Esta é apenas a parte mais visível de um litígio político entre o poder local e a União, que remonta à transformação do antigo Território Federal de Roraima em Estado, decisão adotada pela Constituinte de 1988. Vinte anos depois, o governo de Roraima detém apenas 7,34% da área do antigo território, enquanto as comunidades indígenas já controlavam 46, 68%, antes mesmo da demarcação contínua de Raposa Serra do Sol, sendo o restante de propriedade da União (terras de fronteira ou do Exército).
Como os índios representam apenas 10% da população de 394 mil habitantes de Roraima, há enormes áreas ainda pouco habitadas em que reina a lei do mais forte, a terra é conquistada a bala e o poder do Estado simplesmente inexiste. Mais de 60% da população de Roraima vive em Boa Vista, a capital. O Estado tem apenas 15 municípios.
O mais famoso deles agora é Paracaima, próximo à fronteira com a Venezuela, a três horas de carro de Boa Vista pela BR-174, onde reina o prefeito Paulo César Quartiero (DEM), um gaúcho bravo que também é líder dos arrozeiros, preso duas vezes este ano, e solto em Brasília no dia em que eu estava aqui. Na chegada dele a Boa Vista, na sexta-feira, Quartiero foi festejado como um herói de guerra por uma carreata com mais de um quilômetro de seguidores.
Alfredo Maia
Vale do Surumu, que fica na entrada de Paracaima, está na terra demarcada
Em Boa Vista, não há sinais dessa guerra, cujo epicentro fica a 200 quilômetros daqui, na Vila Surumu, na entrada de Paracaima, um povoado de apenas 900 moradores, onde fica a fazenda Depósito, com 4 mil hectares, um dos latifúndios de Quartiero na região. Foi lá que acamparam desde o início de abril as tropas da Força Nacional e da Polícia Federal, encarregadas de cumprir a ordem de tirar da área todos os não-índios, em função do decreto assinado três anos atrás pelo presidente Lula, homologando de forma contínua a terra indígena de Raposa Serra do Sol.
“Isso é cíclico. Já era assim em 1998, quando cheguei aqui. Havia muita discussão sobre a demarcação de terras indígenas, um assunto que rende há tempos e sempre ganha força nos anos eleitorais. A disputa não se restringe ao direito da terra para os índios ou aos arrozeiros, mas faz parte da disputa política pelo poder no Estado, pela hegemonia de determinado grupo político em detrimento de outro”, me explica o professor paraibano Damião Marques, 39, coordenador do curso de Jornalismo da Faculdade Atual da Amazônia, meu anfitrião nesta visita.
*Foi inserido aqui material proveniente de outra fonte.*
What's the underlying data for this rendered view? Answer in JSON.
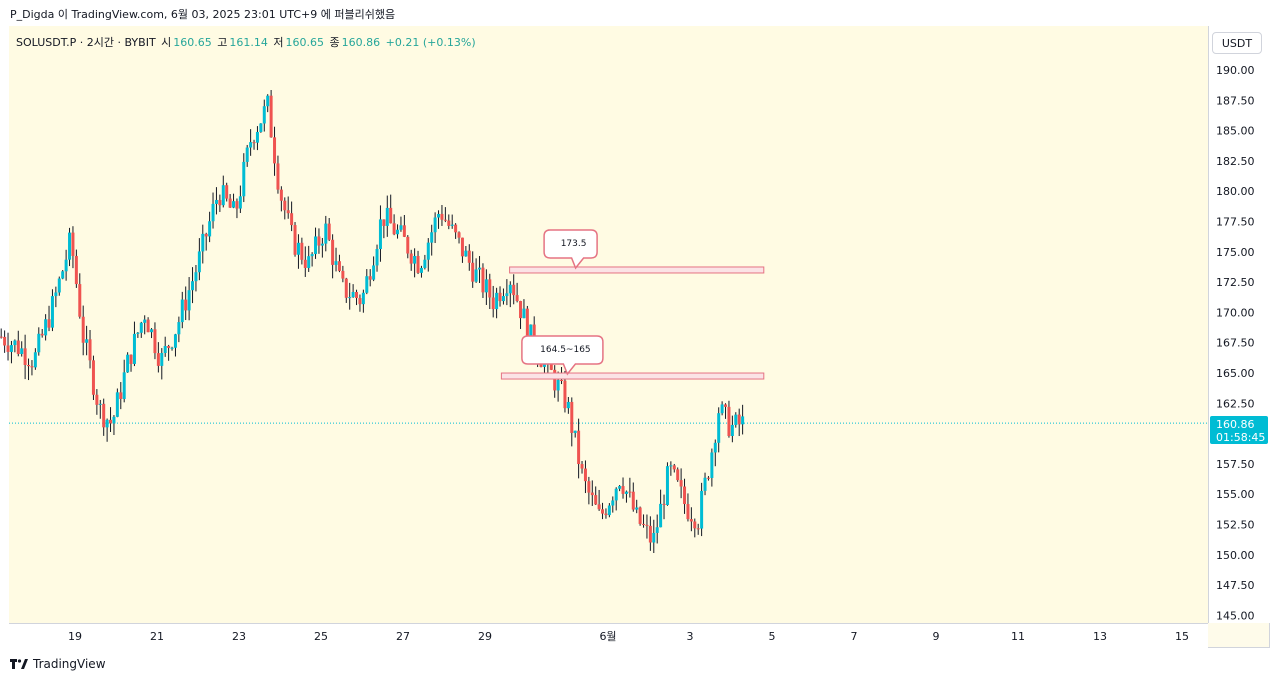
{
  "header": {
    "attribution": "P_Digda 이 TradingView.com, 6월 03, 2025 23:01 UTC+9 에 퍼블리쉬했음"
  },
  "legend": {
    "symbol": "SOLUSDT.P · 2시간 · BYBIT",
    "open_label": "시",
    "open": "160.65",
    "high_label": "고",
    "high": "161.14",
    "low_label": "저",
    "low": "160.65",
    "close_label": "종",
    "close": "160.86",
    "change": "+0.21 (+0.13%)"
  },
  "price_scale": {
    "currency": "USDT",
    "current_price": "160.86",
    "countdown": "01:58:45"
  },
  "footer": {
    "brand": "TradingView"
  },
  "colors": {
    "up": "#26a69a",
    "up_candle": "#00bcd4",
    "down": "#ef5350",
    "zone": "#e57383",
    "background": "#fffbe3"
  },
  "chart_data": {
    "type": "candlestick",
    "title": "SOLUSDT.P · 2시간 · BYBIT",
    "ylabel": "USDT",
    "ylim": [
      144,
      192
    ],
    "y_ticks": [
      "190.00",
      "187.50",
      "185.00",
      "182.50",
      "180.00",
      "177.50",
      "175.00",
      "172.50",
      "170.00",
      "167.50",
      "165.00",
      "162.50",
      "157.50",
      "155.00",
      "152.50",
      "150.00",
      "147.50",
      "145.00"
    ],
    "x_ticks": [
      "19",
      "21",
      "23",
      "25",
      "27",
      "29",
      "6월",
      "3",
      "5",
      "7",
      "9",
      "11",
      "13",
      "15"
    ],
    "x_tick_days": [
      19,
      21,
      23,
      25,
      27,
      29,
      32,
      34,
      36,
      38,
      40,
      42,
      44,
      46
    ],
    "x_range_days": [
      17.2,
      46.4
    ],
    "current_price": 160.86,
    "close_path": [
      {
        "day": 17.2,
        "price": 168.0
      },
      {
        "day": 17.6,
        "price": 167.2
      },
      {
        "day": 18.0,
        "price": 166.0
      },
      {
        "day": 18.5,
        "price": 171.0
      },
      {
        "day": 18.9,
        "price": 176.0
      },
      {
        "day": 19.2,
        "price": 168.0
      },
      {
        "day": 19.6,
        "price": 162.0
      },
      {
        "day": 19.9,
        "price": 160.8
      },
      {
        "day": 20.3,
        "price": 166.0
      },
      {
        "day": 20.7,
        "price": 170.0
      },
      {
        "day": 21.1,
        "price": 166.0
      },
      {
        "day": 21.5,
        "price": 169.0
      },
      {
        "day": 22.0,
        "price": 174.0
      },
      {
        "day": 22.5,
        "price": 180.0
      },
      {
        "day": 22.9,
        "price": 178.0
      },
      {
        "day": 23.3,
        "price": 184.5
      },
      {
        "day": 23.7,
        "price": 187.0
      },
      {
        "day": 24.0,
        "price": 180.0
      },
      {
        "day": 24.3,
        "price": 176.0
      },
      {
        "day": 24.7,
        "price": 174.0
      },
      {
        "day": 25.1,
        "price": 177.0
      },
      {
        "day": 25.5,
        "price": 172.0
      },
      {
        "day": 26.0,
        "price": 171.0
      },
      {
        "day": 26.5,
        "price": 178.0
      },
      {
        "day": 27.0,
        "price": 176.0
      },
      {
        "day": 27.4,
        "price": 174.0
      },
      {
        "day": 27.9,
        "price": 178.5
      },
      {
        "day": 28.3,
        "price": 176.0
      },
      {
        "day": 28.8,
        "price": 173.0
      },
      {
        "day": 29.2,
        "price": 171.0
      },
      {
        "day": 29.6,
        "price": 173.0
      },
      {
        "day": 30.1,
        "price": 168.0
      },
      {
        "day": 30.6,
        "price": 165.0
      },
      {
        "day": 31.0,
        "price": 162.5
      },
      {
        "day": 31.4,
        "price": 156.0
      },
      {
        "day": 31.8,
        "price": 153.0
      },
      {
        "day": 32.3,
        "price": 156.5
      },
      {
        "day": 32.7,
        "price": 153.0
      },
      {
        "day": 33.1,
        "price": 151.0
      },
      {
        "day": 33.5,
        "price": 157.0
      },
      {
        "day": 33.9,
        "price": 154.0
      },
      {
        "day": 34.2,
        "price": 153.0
      },
      {
        "day": 34.5,
        "price": 158.0
      },
      {
        "day": 34.7,
        "price": 162.0
      },
      {
        "day": 35.0,
        "price": 160.5
      },
      {
        "day": 35.3,
        "price": 160.86
      }
    ],
    "annotations": [
      {
        "label": "173.5",
        "price": 173.5,
        "day_start": 29.6,
        "day_end": 35.8
      },
      {
        "label": "164.5~165",
        "price": 164.75,
        "day_start": 29.4,
        "day_end": 35.8
      }
    ]
  }
}
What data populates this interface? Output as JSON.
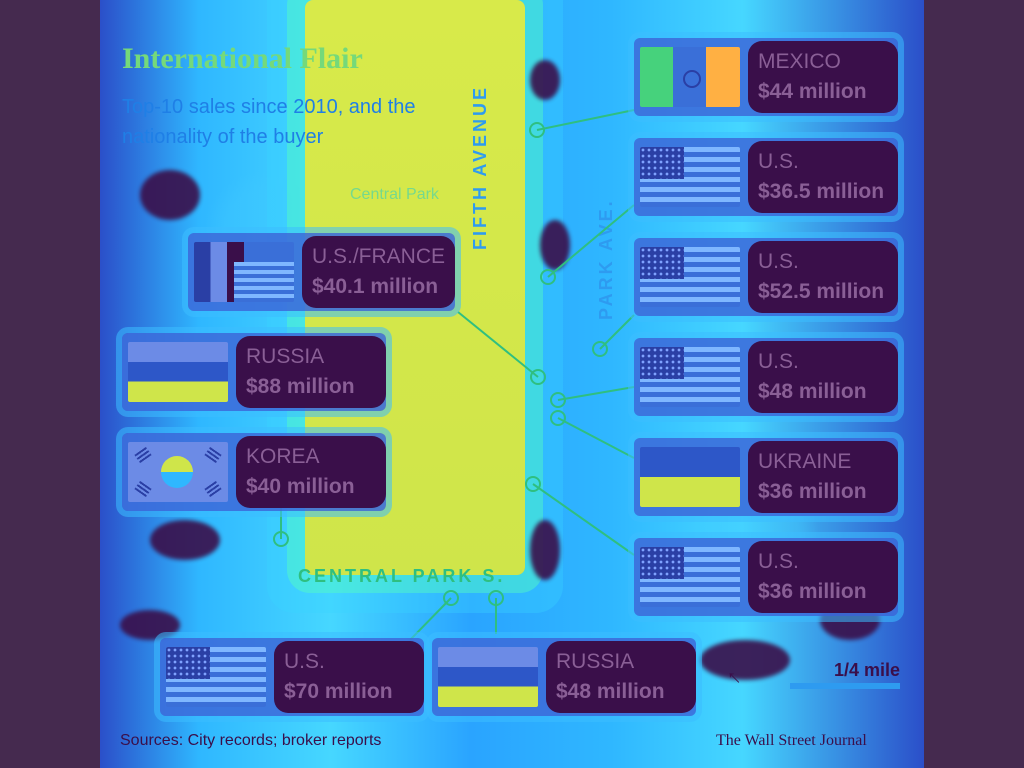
{
  "header": {
    "title": "International Flair",
    "subtitle": "Top-10 sales since 2010, and the nationality of the buyer"
  },
  "map_labels": {
    "park": "Central Park",
    "fifth_avenue": "FIFTH AVENUE",
    "park_avenue": "PARK AVE.",
    "central_park_south": "CENTRAL PARK S."
  },
  "sales": [
    {
      "country": "MEXICO",
      "price": "$44 million",
      "flag": "mexico"
    },
    {
      "country": "U.S.",
      "price": "$36.5 million",
      "flag": "usa"
    },
    {
      "country": "U.S./FRANCE",
      "price": "$40.1 million",
      "flag": "usa-france"
    },
    {
      "country": "U.S.",
      "price": "$52.5 million",
      "flag": "usa"
    },
    {
      "country": "RUSSIA",
      "price": "$88 million",
      "flag": "russia"
    },
    {
      "country": "U.S.",
      "price": "$48 million",
      "flag": "usa"
    },
    {
      "country": "KOREA",
      "price": "$40 million",
      "flag": "korea"
    },
    {
      "country": "UKRAINE",
      "price": "$36 million",
      "flag": "ukraine"
    },
    {
      "country": "U.S.",
      "price": "$36 million",
      "flag": "usa"
    },
    {
      "country": "U.S.",
      "price": "$70 million",
      "flag": "usa"
    },
    {
      "country": "RUSSIA",
      "price": "$48 million",
      "flag": "russia"
    }
  ],
  "scale": {
    "label": "1/4 mile"
  },
  "footer": {
    "sources": "Sources: City records; broker reports",
    "credit": "The Wall Street Journal"
  },
  "colors": {
    "background": "#452a4f",
    "park": "#cfe54a",
    "label_bg": "#3a0f4a"
  }
}
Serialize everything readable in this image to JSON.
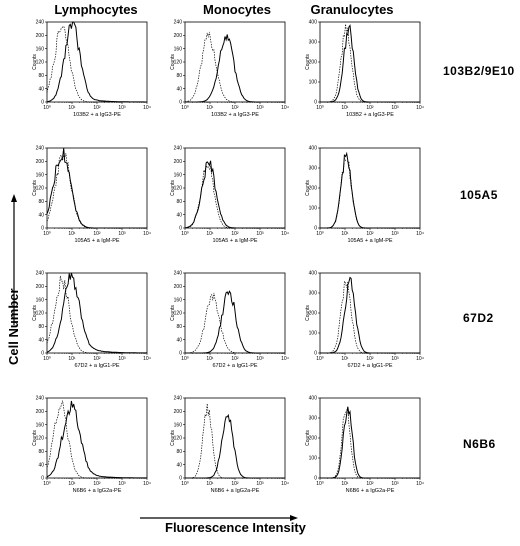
{
  "chart_data": {
    "type": "line",
    "column_titles": [
      "Lymphocytes",
      "Monocytes",
      "Granulocytes"
    ],
    "row_titles": [
      "103B2/9E10",
      "105A5",
      "67D2",
      "N6B6"
    ],
    "ylabel": "Cell Number",
    "xlabel": "Fluorescence Intensity",
    "panel_ylabel": "Counts",
    "xscale": "log",
    "xlim": [
      1,
      10000
    ],
    "x_ticks": [
      "10⁰",
      "10¹",
      "10²",
      "10³",
      "10⁴"
    ],
    "panels": [
      {
        "row": 0,
        "col": 0,
        "caption": "103B2 + a IgG3-PE",
        "yticks": [
          "0",
          "40",
          "80",
          "120",
          "160",
          "200",
          "240"
        ],
        "ymax": 240,
        "series": [
          {
            "style": "dashed",
            "peak_log10": 0.6,
            "sd": 0.3,
            "height": 0.92,
            "tail": 0
          },
          {
            "style": "solid",
            "peak_log10": 1.0,
            "sd": 0.3,
            "height": 0.95,
            "tail": 0.12
          }
        ]
      },
      {
        "row": 0,
        "col": 1,
        "caption": "103B2 + a IgG3-PE",
        "yticks": [
          "0",
          "40",
          "80",
          "120",
          "160",
          "200",
          "240"
        ],
        "ymax": 240,
        "series": [
          {
            "style": "dashed",
            "peak_log10": 0.95,
            "sd": 0.28,
            "height": 0.82,
            "tail": 0
          },
          {
            "style": "solid",
            "peak_log10": 1.65,
            "sd": 0.3,
            "height": 0.8,
            "tail": 0
          }
        ]
      },
      {
        "row": 0,
        "col": 2,
        "caption": "103B2 + a IgG3-PE",
        "yticks": [
          "0",
          "100",
          "200",
          "300",
          "400"
        ],
        "ymax": 400,
        "series": [
          {
            "style": "dashed",
            "peak_log10": 1.05,
            "sd": 0.2,
            "height": 0.9,
            "tail": 0
          },
          {
            "style": "solid",
            "peak_log10": 1.15,
            "sd": 0.2,
            "height": 0.9,
            "tail": 0
          }
        ]
      },
      {
        "row": 1,
        "col": 0,
        "caption": "105A5 + a IgM-PE",
        "yticks": [
          "0",
          "40",
          "80",
          "120",
          "160",
          "200",
          "240"
        ],
        "ymax": 240,
        "series": [
          {
            "style": "dashed",
            "peak_log10": 0.65,
            "sd": 0.3,
            "height": 0.93,
            "tail": 0
          },
          {
            "style": "solid",
            "peak_log10": 0.6,
            "sd": 0.33,
            "height": 0.95,
            "tail": 0
          }
        ]
      },
      {
        "row": 1,
        "col": 1,
        "caption": "105A5 + a IgM-PE",
        "yticks": [
          "0",
          "40",
          "80",
          "120",
          "160",
          "200",
          "240"
        ],
        "ymax": 240,
        "series": [
          {
            "style": "dashed",
            "peak_log10": 0.9,
            "sd": 0.25,
            "height": 0.8,
            "tail": 0
          },
          {
            "style": "solid",
            "peak_log10": 0.95,
            "sd": 0.28,
            "height": 0.8,
            "tail": 0
          }
        ]
      },
      {
        "row": 1,
        "col": 2,
        "caption": "105A5 + a IgM-PE",
        "yticks": [
          "0",
          "100",
          "200",
          "300",
          "400"
        ],
        "ymax": 400,
        "series": [
          {
            "style": "dashed",
            "peak_log10": 1.05,
            "sd": 0.2,
            "height": 0.9,
            "tail": 0
          },
          {
            "style": "solid",
            "peak_log10": 1.05,
            "sd": 0.2,
            "height": 0.9,
            "tail": 0
          }
        ]
      },
      {
        "row": 2,
        "col": 0,
        "caption": "67D2 + a IgG1-PE",
        "yticks": [
          "0",
          "40",
          "80",
          "120",
          "160",
          "200",
          "240"
        ],
        "ymax": 240,
        "series": [
          {
            "style": "dashed",
            "peak_log10": 0.6,
            "sd": 0.3,
            "height": 0.9,
            "tail": 0
          },
          {
            "style": "solid",
            "peak_log10": 0.95,
            "sd": 0.32,
            "height": 0.92,
            "tail": 0.22
          }
        ]
      },
      {
        "row": 2,
        "col": 1,
        "caption": "67D2 + a IgG1-PE",
        "yticks": [
          "0",
          "40",
          "80",
          "120",
          "160",
          "200",
          "240"
        ],
        "ymax": 240,
        "series": [
          {
            "style": "dashed",
            "peak_log10": 1.1,
            "sd": 0.28,
            "height": 0.7,
            "tail": 0
          },
          {
            "style": "solid",
            "peak_log10": 1.75,
            "sd": 0.27,
            "height": 0.78,
            "tail": 0
          }
        ]
      },
      {
        "row": 2,
        "col": 2,
        "caption": "67D2 + a IgG1-PE",
        "yticks": [
          "0",
          "100",
          "200",
          "300",
          "400"
        ],
        "ymax": 400,
        "series": [
          {
            "style": "dashed",
            "peak_log10": 1.05,
            "sd": 0.2,
            "height": 0.88,
            "tail": 0
          },
          {
            "style": "solid",
            "peak_log10": 1.2,
            "sd": 0.21,
            "height": 0.88,
            "tail": 0
          }
        ]
      },
      {
        "row": 3,
        "col": 0,
        "caption": "N6B6 + a IgG2a-PE",
        "yticks": [
          "0",
          "40",
          "80",
          "120",
          "160",
          "200",
          "240"
        ],
        "ymax": 240,
        "series": [
          {
            "style": "dashed",
            "peak_log10": 0.55,
            "sd": 0.28,
            "height": 0.92,
            "tail": 0
          },
          {
            "style": "solid",
            "peak_log10": 0.95,
            "sd": 0.33,
            "height": 0.88,
            "tail": 0.18
          }
        ]
      },
      {
        "row": 3,
        "col": 1,
        "caption": "N6B6 + a IgG2a-PE",
        "yticks": [
          "0",
          "40",
          "80",
          "120",
          "160",
          "200",
          "240"
        ],
        "ymax": 240,
        "series": [
          {
            "style": "dashed",
            "peak_log10": 0.9,
            "sd": 0.18,
            "height": 0.88,
            "tail": 0
          },
          {
            "style": "solid",
            "peak_log10": 1.7,
            "sd": 0.22,
            "height": 0.82,
            "tail": 0
          }
        ]
      },
      {
        "row": 3,
        "col": 2,
        "caption": "N6B6 + a IgG2a-PE",
        "yticks": [
          "0",
          "100",
          "200",
          "300",
          "400"
        ],
        "ymax": 400,
        "series": [
          {
            "style": "dashed",
            "peak_log10": 1.05,
            "sd": 0.16,
            "height": 0.9,
            "tail": 0
          },
          {
            "style": "solid",
            "peak_log10": 1.12,
            "sd": 0.17,
            "height": 0.9,
            "tail": 0
          }
        ]
      }
    ],
    "grid": false,
    "legend": "none"
  }
}
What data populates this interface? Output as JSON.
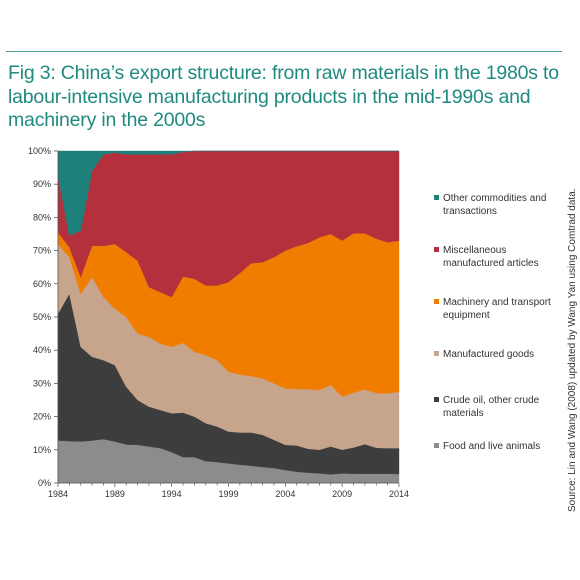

Índios e arrozeiros, de fato, são os combatentes visíveis desta guerra em que encontramos, de um lado, o governo do Estado; de outro, a Igreja católica. Por trás deles, colocam-se duas forças de influência. Do lado da Igreja, o governo federal, decidido a ir até o fim no processo de “desintrusão da área”, ou seja, mobilizar a Polícia Federal e a Força Nacional para tirar os não-índios da área demarcada por decreto. De outro, o governo do Estado, que defende os fazendeiros ali instalados em 116 mil hectares plantados de arroz, sob a bandeira do desenvolvimento econômico, disposto a lutar para assumir o domínio territorial de Roraima, hoje quase todo sob o controle dos índios e da União.
Dos dois lados, perfilam-se as forças auxiliares: a Igreja católica tem a seu lado a maioria dos índios reunidos no CIR (Conselho Indigenista de Roraima), hoje donos de uma boiada de 35 mil cabeças, apoiados por uma miríade de ONGs nacionais e internacionais; do lado oposto, o governo do Estado e os fazendeiros contam com a simpatia dos militares e das igrejas e seitas evangélicas, além da dissidência de algumas comunidades indígenas que trabalham com os arrozeiros.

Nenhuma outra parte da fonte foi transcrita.